If $X$ is a non-empty subset of $\mathbf{R}$, show that $X$ is bounded if and only if $\inf(X)$ and $\sup(X)$ are finite.

MY ATTEMPT

Let us prove the implication $(\Rightarrow)$ first.

If $X$ is bounded, the $-M\leq x\leq M$ whenever $x\in X$.

Since $X$ is not empty, we conclude that $-M\leq\inf(X)\leq\sup(X)\leq M$.

Thus we conclude that $\inf(X)$ and $\sup(X)$ are finite.

Conversely, let us prove the implication $(\Leftarrow)$.

Once $-\infty < \inf(X) \leq x\leq \sup(X) < \infty$, we conclude that $X\subseteq[\inf(X),\sup(X)]$.

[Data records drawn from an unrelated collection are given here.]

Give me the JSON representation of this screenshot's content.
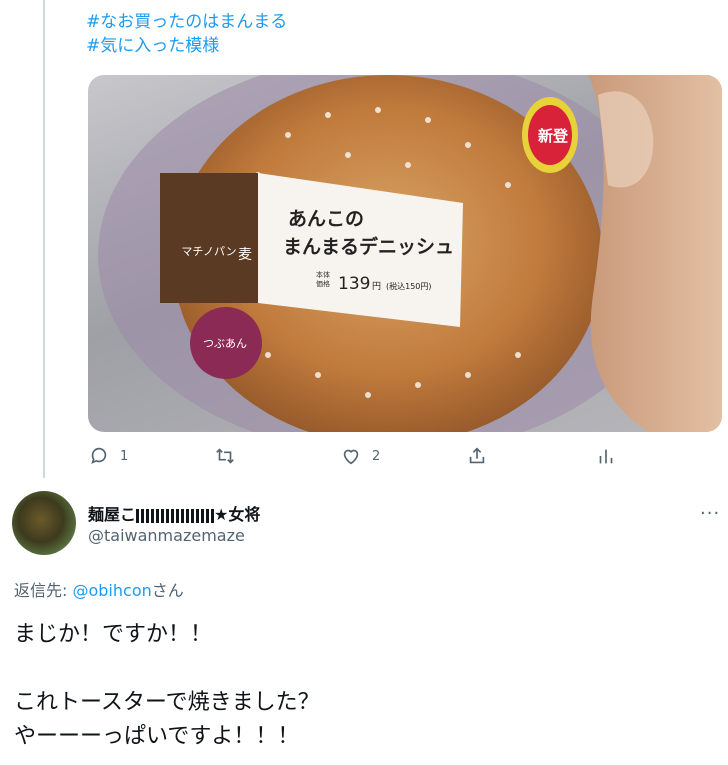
{
  "tweet": {
    "hashtags": [
      "#なお買ったのはまんまる",
      "#気に入った模様"
    ],
    "photo": {
      "label_title_line1": "あんこの",
      "label_title_line2": "まんまるデニッシュ",
      "brand": "マチノパン",
      "brand_mark": "麦",
      "price_caption_1": "本体",
      "price_caption_2": "価格",
      "price": "139",
      "price_unit": "円",
      "price_tax": "(税込150円)",
      "sticker": "つぶあん",
      "new_badge": "新登"
    },
    "actions": {
      "reply_count": "1",
      "retweet_count": "",
      "like_count": "2"
    }
  },
  "reply_tweet": {
    "display_name": "麺屋こ",
    "name_suffix": "★女将",
    "handle": "@taiwanmazemaze",
    "more_label": "···",
    "replying_to_prefix": "返信先: ",
    "replying_to_handle": "@obihcon",
    "replying_to_suffix": "さん",
    "text": "まじか！ですか！！\n\nこれトースターで焼きました？\nやーーーっぱいですよ！！！"
  },
  "colors": {
    "accent": "#1d9bf0",
    "muted": "#536471",
    "thread": "#cfd9de"
  }
}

Consequently, $X$ is bounded.

I am a little bit worried about the formalism. Am I missing any steps?

Answer 1

There are only two things that I would add: one is the words "for all $x \in X$" after

Once $-\infty < \inf(X) \leq x \leq \sup(X) < \infty$

Secondly, it seems from your forward implication $(\implies)$ that you are taking the definition of a bounded set to be one which is contained in $[-M,M]$ for some real number $M \geq 0$. However, in the reverse implication $(\impliedby)$ you have "only" shown that $X \subseteq [\inf(X),\sup(X)]$. It remains for you to argue the following, in order to make your argument more complete:

Let $M = \max\{ \lvert \inf(X) \rvert, \lvert \sup(X) \rvert \}$. Then, $X \subseteq [-M,M]$, and hence $X$ is bounded.

---

Lastly, as other commenters have said, in the future try and specify what parts of your proof you are unsure about so that you can get more focussed feedback.